We are in the leadership role as a commercial drug discovery company advancing cannabinoid therapeutics to successfully synthesize CBD derived new chemical entities.

Intellectual Property

We have synthesized, pre-clincally tested and patented our proprietary CBD derived new chemical entities (“NCEs”), including KLS-13019 and also formulated a new CBD based molecule, KLS-13023. KLS-13019 is our lead target drug candidate and is part of an estate of new chemical entities (“NCEs”) underlying U.S. Patent 9,611,213 titled “Functionalized 1,3 Benzene-diols and their Method of Use for the Treatment of Hepatic Encephalopathy”. This patent is part of a divisional patent application by the Company to the USPTO whereby the Company sought separate claims for composition of matter, covered in Pat. 9,611,213 and separate claims for method of treatment; and U.S. Patent 10,004,722 titled “Method for Treating Hepatic Encephalopathy or a Disease Associated with Free Radical Mediate Stress and Oxidative Stress with Novel Functionalized 1,3 Benzene-diols.”

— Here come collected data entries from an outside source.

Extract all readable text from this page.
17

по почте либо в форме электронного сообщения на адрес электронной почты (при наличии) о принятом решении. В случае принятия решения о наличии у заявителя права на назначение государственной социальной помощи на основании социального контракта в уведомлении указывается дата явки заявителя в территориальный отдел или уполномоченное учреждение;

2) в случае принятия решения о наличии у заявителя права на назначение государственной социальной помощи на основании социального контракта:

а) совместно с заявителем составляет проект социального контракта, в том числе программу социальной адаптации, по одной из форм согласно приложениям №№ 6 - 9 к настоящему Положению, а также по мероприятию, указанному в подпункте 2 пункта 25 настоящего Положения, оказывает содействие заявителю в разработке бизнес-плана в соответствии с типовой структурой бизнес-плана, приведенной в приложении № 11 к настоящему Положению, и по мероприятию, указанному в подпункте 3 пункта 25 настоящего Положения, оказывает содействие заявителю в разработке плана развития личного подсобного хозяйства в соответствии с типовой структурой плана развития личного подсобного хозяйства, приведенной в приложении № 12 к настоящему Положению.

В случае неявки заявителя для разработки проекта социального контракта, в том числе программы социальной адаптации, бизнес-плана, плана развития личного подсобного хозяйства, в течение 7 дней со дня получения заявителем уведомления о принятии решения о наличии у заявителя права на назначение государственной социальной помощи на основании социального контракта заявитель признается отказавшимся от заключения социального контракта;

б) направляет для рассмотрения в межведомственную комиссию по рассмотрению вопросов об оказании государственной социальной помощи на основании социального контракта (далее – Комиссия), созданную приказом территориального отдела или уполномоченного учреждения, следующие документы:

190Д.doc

KLS-13019 and its related molecules describe novel functionalized 1,3-benzenediols and methods that may be useful and have potential for the treatment of hepatic encephalopathy and related conditions. The present invention further describes a novel chemotype that may be useful and have potential for the treatment of diseases associated with hepatic encephalopathy. The present invention further describes a novel chemotype that may be useful and have potential as neuroprotective agents. The molecule portfolio under the present invention may be useful and have potential for treating and preventing diseases associated with free radical mediated stress and oxidative stress including, for example, as previously mentioned, hepatic encephalopathy, Parkinson’s disease, Alzheimer’s, Huntington’s disease, traumatic head injury, stroke, epilepsy, neuropathic pain, Chronic Traumatic Encephalopathy (CTE), Post Cardiac Arrest Hypoxic Ischemic Encephalopathy, and Epileptic Encephalopathy.